Menurutnya, KPAI sudah berulang kali memberikan masukan tentang lemahnya pelaksanaan perlindungan anak di Jawa Barat. Namun sering kali, masukan tersebut diabaikan, atau malah dijadikan polemik oleh buzzer dan simpatisan politik. “Saat kami sampaikan catatan kritis, pemerintah diam atau defensif. Tapi sekarang sudah terjadi. Siapa yang bertanggung jawab?” ujarnya.

Lihat Juga :  Penyandang Tunanetra dan Tunadaksa Ikuti Trip Blind Tadarus Braille di Tasikmalaya

Ia mendorong Kepolisian tidak hanya menyelidiki teknis insiden, tetapi juga mendalami kemungkinan adanya kelalaian struktural dan pengabaian protokol keselamatan yang seharusnya menjadi tanggung jawab penyelenggara. “Harus ada pengusutan menyeluruh.
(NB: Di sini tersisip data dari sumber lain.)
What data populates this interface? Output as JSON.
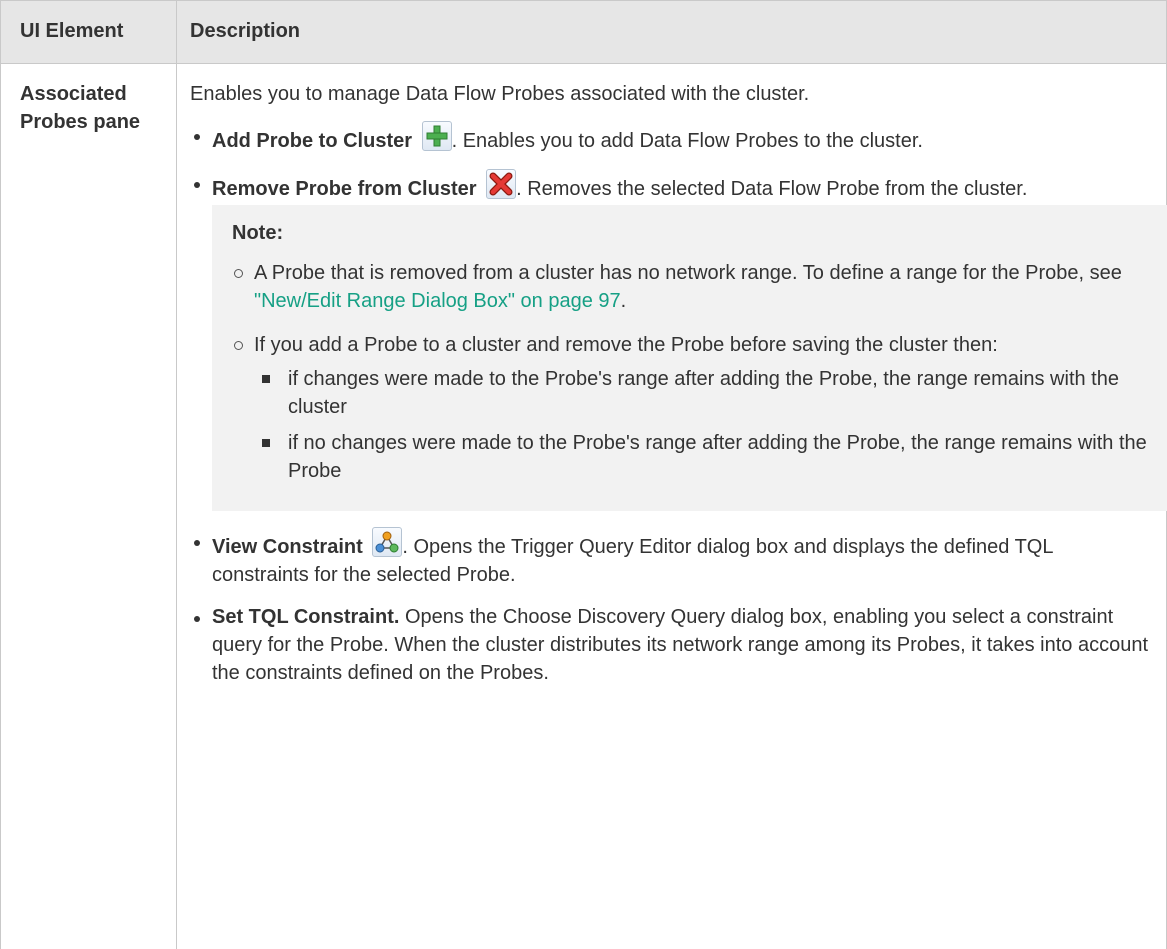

Apakah panitia memang tidak menyiapkan antisipasi untuk kelompok rentan? Apakah ini murni kelalaian atau pembiaran?” tambahnya.

Lihat Juga :  Sebelum Bertemu Rusia, AS Gelar Pertemuan dengan Ukraina di Arab Saudi

Tragedi ini, menurut Jasra, harus dijadikan titik balik. Ia meminta Pemprov Jabar tidak sekadar memberi pernyataan duka, tapi segera melakukan evaluasi menyeluruh terhadap sistem perlindungan anak di daerah. “Jangan cuma slogan. Kota Layak Anak harus dibuktikan dengan kebijakan konkret, bukan seremonial,” tandasnya.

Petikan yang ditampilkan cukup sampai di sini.